Gelet op het voorgaande, in onderling verband en samenhang bezien, is het hof van oordeel dat een gevangenisstraf voor de duur van 36 maanden, waarvan 12 maanden voorwaardelijk, met de hierboven genoemde bijzondere voorwaarde, een passende en noodzakelijke bestraffing is.
Vordering van de benadeelde partij [benadeelde]
De benadeelde partij heeft zich in eerste aanleg in het strafproces gevoegd met een vordering tot schadevergoeding. Deze bedraagt EUR 4.225,00. De vordering is bij het vonnis waarvan beroep toegewezen.
Uit het onderzoek ter terechtzitting is voldoende gebleken dat de benadeelde partij als gevolg van het onder 1 primair bewezenverklaarde handelen van verdachte rechtstreeks schade heeft geleden.

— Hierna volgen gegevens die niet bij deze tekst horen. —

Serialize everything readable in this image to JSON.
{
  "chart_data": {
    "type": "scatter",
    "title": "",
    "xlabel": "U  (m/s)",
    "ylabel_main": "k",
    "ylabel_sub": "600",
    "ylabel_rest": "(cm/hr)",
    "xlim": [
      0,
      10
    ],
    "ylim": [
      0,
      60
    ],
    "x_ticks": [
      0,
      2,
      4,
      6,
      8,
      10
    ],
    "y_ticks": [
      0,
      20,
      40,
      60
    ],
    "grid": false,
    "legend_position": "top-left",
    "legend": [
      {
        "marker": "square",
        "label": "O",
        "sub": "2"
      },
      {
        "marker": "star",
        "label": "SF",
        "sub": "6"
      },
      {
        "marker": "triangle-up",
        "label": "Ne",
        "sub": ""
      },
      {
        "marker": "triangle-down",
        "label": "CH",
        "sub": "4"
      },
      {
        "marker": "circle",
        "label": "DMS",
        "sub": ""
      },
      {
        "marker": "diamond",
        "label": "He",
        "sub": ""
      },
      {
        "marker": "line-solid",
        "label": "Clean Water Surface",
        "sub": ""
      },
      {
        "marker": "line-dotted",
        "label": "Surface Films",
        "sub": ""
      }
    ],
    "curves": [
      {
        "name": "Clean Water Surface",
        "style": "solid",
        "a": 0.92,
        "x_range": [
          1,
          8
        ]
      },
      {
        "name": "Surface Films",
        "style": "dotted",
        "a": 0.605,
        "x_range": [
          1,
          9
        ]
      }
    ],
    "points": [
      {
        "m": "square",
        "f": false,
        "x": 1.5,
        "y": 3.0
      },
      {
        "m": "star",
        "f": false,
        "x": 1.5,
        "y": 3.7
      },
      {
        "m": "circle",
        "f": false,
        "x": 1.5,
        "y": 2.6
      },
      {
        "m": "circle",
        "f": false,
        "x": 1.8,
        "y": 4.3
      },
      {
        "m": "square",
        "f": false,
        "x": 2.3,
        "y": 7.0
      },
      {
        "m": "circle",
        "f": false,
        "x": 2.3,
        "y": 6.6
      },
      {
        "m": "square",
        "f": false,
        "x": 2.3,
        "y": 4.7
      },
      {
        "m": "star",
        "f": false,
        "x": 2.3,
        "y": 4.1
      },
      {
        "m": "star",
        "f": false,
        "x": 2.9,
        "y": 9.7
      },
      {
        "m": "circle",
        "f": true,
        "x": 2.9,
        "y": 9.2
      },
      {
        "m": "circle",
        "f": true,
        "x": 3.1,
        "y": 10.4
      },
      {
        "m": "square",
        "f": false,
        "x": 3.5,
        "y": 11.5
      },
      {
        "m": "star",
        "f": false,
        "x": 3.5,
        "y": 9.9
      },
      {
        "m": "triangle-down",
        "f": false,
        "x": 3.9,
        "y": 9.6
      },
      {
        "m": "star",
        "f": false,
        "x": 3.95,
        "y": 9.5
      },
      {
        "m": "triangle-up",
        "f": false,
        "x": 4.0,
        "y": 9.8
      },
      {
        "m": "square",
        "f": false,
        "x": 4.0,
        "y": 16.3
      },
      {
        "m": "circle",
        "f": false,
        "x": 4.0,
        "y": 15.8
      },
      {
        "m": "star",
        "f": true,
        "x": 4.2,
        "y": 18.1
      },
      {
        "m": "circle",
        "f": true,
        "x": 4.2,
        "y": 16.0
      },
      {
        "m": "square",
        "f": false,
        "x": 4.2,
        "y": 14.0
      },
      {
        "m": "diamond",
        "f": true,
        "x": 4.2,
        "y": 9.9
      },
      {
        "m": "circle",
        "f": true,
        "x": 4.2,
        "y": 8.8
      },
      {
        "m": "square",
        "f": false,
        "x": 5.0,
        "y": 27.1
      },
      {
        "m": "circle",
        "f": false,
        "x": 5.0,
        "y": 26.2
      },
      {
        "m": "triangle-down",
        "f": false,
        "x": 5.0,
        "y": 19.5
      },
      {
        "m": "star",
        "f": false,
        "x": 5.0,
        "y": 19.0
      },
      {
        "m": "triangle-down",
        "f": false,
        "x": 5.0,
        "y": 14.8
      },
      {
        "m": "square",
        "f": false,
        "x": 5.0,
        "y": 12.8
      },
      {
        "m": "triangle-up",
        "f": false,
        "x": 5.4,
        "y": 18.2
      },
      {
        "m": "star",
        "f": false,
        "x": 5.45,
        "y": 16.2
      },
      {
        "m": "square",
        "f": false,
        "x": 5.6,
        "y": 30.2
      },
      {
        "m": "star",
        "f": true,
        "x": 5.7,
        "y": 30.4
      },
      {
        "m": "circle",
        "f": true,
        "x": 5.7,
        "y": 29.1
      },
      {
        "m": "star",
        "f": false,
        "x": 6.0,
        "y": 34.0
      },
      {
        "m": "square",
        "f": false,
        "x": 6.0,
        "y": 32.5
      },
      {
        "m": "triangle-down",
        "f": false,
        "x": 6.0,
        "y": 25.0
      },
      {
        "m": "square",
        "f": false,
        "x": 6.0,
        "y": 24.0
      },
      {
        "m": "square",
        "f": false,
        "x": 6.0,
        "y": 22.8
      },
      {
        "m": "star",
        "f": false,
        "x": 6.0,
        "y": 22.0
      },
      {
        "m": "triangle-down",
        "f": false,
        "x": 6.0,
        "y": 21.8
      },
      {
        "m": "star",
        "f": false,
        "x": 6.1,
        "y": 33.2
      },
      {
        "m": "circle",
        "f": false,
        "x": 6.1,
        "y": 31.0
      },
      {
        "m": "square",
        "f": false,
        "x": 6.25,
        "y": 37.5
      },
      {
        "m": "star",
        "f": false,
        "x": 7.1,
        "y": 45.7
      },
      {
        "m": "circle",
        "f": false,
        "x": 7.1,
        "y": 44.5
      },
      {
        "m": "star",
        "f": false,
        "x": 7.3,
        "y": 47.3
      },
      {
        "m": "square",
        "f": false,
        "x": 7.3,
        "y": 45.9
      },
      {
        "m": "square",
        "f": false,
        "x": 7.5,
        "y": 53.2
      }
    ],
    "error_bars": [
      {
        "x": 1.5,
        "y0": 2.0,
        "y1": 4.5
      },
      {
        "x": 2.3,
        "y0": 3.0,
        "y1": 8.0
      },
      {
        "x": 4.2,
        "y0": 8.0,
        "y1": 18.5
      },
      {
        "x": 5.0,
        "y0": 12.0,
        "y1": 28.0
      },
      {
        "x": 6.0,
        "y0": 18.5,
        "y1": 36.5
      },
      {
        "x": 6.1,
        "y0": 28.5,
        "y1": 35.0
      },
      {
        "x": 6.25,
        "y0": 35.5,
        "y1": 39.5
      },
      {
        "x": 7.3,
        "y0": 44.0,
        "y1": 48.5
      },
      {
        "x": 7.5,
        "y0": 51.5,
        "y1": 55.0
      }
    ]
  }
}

Verdachte is tot vergoeding van die schade gehouden zodat de vordering zal worden toegewezen.
Om te bevorderen dat de schade door verdachte wordt vergoed, zal het hof de maatregel van artikel 36f van het Wetboek van Strafrecht opleggen op de hierna te noemen wijze.
Vordering tenuitvoerlegging
Het openbaar ministerie heeft gevorderd de tenuitvoerlegging van de bij vonnis van de politierechter te Leeuwarden van 25 april 2008, parketnummer 17-880121-08, opgelegde voorwaardelijke gevangenisstraf voor de duur van 28 dagen. Deze vordering is in hoger beroep opnieuw aan de orde.
Bij het onderzoek ter terechtzitting is gebleken dat de veroordeelde zich voor het einde van de proeftijd aan een strafbaar feit heeft schuldig gemaakt. Daarom zal de tenuitvoerlegging van die voorwaardelijk opgelegde straf worden gelast.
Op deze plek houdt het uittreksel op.